Continued Commitment Amid Regulatory Flux
Despite a year marked by regulatory volatility, such as prominent jurisdictions revisiting or pausing major sustainability legislation, most companies have maintained pace or increased efforts in supply-chain sustainability.
The MIT report, based on survey responses from more than 1,200 supply-chain professionals in nearly 100 countries, found that about 85% of firms report either maintaining or increasing their supply-chain sustainability activities.
More specifically, most respondents reported no change in their sustainability commitments even with policy shifts. The findings suggest that the impetus for supply-chain sustainability is less linked to government mandates and more to investor expectations, market forces, and corporate reputational priorities.

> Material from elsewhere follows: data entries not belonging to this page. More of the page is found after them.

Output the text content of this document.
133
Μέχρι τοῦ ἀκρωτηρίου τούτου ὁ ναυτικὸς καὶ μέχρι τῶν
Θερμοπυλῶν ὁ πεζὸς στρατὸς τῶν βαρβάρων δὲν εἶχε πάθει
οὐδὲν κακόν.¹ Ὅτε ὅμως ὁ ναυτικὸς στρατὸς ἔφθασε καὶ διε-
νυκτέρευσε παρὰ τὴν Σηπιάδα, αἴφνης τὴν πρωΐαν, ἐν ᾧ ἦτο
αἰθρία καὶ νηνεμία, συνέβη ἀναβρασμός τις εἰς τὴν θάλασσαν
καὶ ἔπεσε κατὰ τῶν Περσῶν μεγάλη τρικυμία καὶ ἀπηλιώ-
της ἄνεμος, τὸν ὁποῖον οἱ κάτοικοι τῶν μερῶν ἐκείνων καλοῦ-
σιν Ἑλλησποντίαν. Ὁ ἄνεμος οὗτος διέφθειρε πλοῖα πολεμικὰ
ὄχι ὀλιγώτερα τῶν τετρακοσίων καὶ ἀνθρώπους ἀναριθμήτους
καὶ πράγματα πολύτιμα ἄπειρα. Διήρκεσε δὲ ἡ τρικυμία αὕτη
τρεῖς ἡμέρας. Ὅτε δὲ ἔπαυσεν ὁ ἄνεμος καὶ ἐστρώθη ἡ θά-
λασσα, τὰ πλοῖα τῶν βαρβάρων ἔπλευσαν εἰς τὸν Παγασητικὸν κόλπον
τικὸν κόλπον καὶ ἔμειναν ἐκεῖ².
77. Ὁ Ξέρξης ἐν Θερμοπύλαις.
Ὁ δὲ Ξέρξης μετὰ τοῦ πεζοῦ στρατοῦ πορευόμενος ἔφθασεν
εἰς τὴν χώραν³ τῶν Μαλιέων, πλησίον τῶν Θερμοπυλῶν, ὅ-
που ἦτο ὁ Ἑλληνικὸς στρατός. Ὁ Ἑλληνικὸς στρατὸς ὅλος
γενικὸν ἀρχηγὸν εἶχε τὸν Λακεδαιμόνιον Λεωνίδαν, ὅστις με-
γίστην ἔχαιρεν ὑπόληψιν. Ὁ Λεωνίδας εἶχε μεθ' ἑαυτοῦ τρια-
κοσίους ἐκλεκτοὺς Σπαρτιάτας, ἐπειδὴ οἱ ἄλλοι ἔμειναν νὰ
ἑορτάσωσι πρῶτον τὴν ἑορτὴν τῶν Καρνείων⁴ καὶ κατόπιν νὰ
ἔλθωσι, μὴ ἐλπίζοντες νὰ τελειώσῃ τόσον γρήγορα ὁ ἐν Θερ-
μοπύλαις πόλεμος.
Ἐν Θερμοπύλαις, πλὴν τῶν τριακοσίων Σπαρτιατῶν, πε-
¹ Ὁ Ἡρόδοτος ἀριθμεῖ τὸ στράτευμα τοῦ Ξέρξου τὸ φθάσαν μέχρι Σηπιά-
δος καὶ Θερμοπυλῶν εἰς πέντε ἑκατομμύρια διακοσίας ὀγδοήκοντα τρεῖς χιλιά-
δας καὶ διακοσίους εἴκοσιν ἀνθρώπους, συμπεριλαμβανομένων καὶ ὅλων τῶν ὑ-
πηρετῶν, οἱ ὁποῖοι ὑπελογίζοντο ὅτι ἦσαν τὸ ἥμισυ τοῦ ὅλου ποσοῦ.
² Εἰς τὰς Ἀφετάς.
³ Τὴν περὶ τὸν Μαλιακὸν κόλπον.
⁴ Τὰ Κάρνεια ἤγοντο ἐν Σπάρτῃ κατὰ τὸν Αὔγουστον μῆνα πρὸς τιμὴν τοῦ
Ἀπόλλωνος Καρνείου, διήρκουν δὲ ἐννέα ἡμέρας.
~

Measuring the Hardest Emissions Remains a Major Barrier
While many corporate sustainability programmes persist, the report highlights a significant structural weakness: companies’ ability to measure and act on indirect (Scope 3) emissions, those occurring upstream in supply chains. Because Scope 3 can account for as much as three-quarters of a company’s total greenhouse-gas footprint, inadequate measurement creates blind spots in decarbonisation efforts.
A large majority of respondents pointed to limited or absent supplier-level data as the greatest obstacle to calculating these emissions. In North America, approximately half of companies still rely on spreadsheets for tracking emissions, while only about a third of European firms do so. Europe appears to have more advanced tool-use, such as life-cycle assessment software.
The report warns that relying on oversimplified approaches, such as economic spend-based emissions estimates, carries the risk of producing misleading metrics and poor decisions. “You get what you measure,” it notes.
Regional Variation in Drivers and Capabilities
The report identifies distinct regional dynamics in how companies approach sustainability in supply chains. In Europe, regulatory pressure, such as the Corporate Sustainability Reporting Directive (CSRD), remains a primary driver, while in North America, the most influential pressures come from investors, board-level strategy, and reputational risk rather than legislation.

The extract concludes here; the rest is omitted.